Ja, daß mit den 1333 war ne blöde Frage, mehr geht ja mit der CPU gar nicht. Das mit den Vorgaben probier ich mal, die CPU ist leider noch erste Revision, was das Stepping angeht. Danke erstmal soweit.
Irgendwann kommt auch ne neue CPU, 6-Kerner wollte ich mir erst mal nicht holen, da meine momentan für alles völlig ausreichend ist und sich gegebenenfalls bei CPU-hungrigen Sachen auch etwas nach oben schrauben lässt.
Von den aktuellen AM3+ CPU's kann man ja getrost die Finger lassen, wäre ja eher ne Verschlechterung, wie man überall lesen kann. Da warte ich lieber noch auf die nächste Baureihe.

Update:

Lag wohl am Memory Hole Remapping, das war daktiviert. Habe nochmal die optimierten Einstellungen geladen, die Spannung auf 1,5 gesenkt. Dachte, daß ich die Option beim CH IV deaktieviert hatte, um den Dualchannel-Betrieb zu aktivieren. Naja, damit wäre das Problem wohl gelöst, dann kann der Speicher ja zur QVL hinzugefügt werden.

Vielen Dank nochmal für deine Mühe und die Tips.


----------



## CyVeR [G.Skill] (30. Januar 2012)

Alles klar, wir danken dir für dein Feedback!


----------



## h242 (1. Mai 2012)

Hallo CyVer,

ich hätte gerne noch eine Empfehlung hinsichtlich der optimalen Einstellungen für die Riegel.
Die CPU läuft jetzt übertaktet auf 3,6 stabil, musste ich wg. ArmaII anheben, da das gute Spiel ja sehr CPU hungrig ist.
Was wäre jetzt noch möglich an den Latenzen oder der Taktrate herauszuholen?

Danke schonmal


----------



## CyVeR [G.Skill] (1. Mai 2012)

Das musst du selbst herausfinden. Einfach mal versuchen die Timings zu senken bzw. den Takt anzuheben
und dann Prime anschmeissen. Ich kann dir jetzt keine 100% Garantierten Einstellungen geben die dann
auch laufen werden.


----------



## h242 (6. Dezember 2013)

So, da isser wieder.

Habe mir zwischenzeitlich noch 1 Kit mit den gleichen Riegeln geholt (komischerweise war bei denen der PCB schwarz und nicht grün wie bei den anderen beiden - zumindest gut hinsichtlich der Verwechslungsgefahr ).

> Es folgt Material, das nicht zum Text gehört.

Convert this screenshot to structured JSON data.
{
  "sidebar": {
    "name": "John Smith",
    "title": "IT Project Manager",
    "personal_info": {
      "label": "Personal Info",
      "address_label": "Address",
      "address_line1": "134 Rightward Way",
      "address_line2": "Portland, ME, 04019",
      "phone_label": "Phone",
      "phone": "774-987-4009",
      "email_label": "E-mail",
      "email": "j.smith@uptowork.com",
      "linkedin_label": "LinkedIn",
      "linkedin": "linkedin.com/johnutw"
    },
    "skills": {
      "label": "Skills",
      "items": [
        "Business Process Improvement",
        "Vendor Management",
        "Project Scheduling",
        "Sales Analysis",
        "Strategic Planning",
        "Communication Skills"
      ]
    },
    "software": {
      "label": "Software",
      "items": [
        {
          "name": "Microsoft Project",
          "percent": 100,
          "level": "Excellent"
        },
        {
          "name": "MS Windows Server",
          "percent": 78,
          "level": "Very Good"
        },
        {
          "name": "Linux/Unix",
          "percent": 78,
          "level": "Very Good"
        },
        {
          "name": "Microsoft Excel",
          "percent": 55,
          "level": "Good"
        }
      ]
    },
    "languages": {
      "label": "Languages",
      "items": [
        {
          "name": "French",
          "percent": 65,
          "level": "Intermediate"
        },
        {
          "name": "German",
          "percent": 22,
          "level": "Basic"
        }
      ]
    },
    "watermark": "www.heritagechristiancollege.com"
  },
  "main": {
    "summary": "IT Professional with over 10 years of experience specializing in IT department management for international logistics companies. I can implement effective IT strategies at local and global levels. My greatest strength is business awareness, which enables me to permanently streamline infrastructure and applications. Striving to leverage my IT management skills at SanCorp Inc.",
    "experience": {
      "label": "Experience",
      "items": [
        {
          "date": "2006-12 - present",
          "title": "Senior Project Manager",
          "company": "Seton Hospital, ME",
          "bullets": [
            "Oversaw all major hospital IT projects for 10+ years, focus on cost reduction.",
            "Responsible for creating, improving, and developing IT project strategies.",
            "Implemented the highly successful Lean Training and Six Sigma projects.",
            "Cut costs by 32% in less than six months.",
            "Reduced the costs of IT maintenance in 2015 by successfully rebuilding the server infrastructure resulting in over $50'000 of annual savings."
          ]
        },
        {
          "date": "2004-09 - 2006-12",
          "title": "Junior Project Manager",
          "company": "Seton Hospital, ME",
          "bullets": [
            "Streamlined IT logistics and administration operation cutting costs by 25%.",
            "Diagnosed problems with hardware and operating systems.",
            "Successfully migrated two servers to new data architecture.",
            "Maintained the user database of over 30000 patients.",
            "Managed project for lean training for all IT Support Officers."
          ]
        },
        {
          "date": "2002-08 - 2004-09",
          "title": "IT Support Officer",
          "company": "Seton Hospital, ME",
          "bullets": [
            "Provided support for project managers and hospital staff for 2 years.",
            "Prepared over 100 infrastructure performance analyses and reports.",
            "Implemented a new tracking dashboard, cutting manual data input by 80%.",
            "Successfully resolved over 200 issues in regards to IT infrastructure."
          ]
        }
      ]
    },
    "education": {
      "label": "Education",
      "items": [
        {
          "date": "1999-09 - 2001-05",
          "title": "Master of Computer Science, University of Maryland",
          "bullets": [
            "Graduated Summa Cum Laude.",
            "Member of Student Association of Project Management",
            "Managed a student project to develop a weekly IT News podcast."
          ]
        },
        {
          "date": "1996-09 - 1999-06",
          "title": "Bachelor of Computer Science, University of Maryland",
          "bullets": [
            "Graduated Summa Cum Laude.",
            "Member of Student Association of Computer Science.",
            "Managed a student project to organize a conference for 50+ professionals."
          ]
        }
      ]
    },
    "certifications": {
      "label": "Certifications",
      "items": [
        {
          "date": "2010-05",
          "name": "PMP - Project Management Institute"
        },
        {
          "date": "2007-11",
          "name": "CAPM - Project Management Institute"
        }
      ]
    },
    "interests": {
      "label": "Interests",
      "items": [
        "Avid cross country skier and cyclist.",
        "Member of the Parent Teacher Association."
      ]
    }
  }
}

Nun wollte ich mir zwischenzeitlich schon lange den Phenom II X6 1100T zulegen, habs aber irgendwie vertrieft.
Da die Gebrauchtpreise für den Prozzi mittlerweile doch recht hoch sind und fast bei einem neuen FX-8350 liegen, habe ich mir nun diesen neu zugelegt und sollte ihn Anfang nächster Woche bekommen.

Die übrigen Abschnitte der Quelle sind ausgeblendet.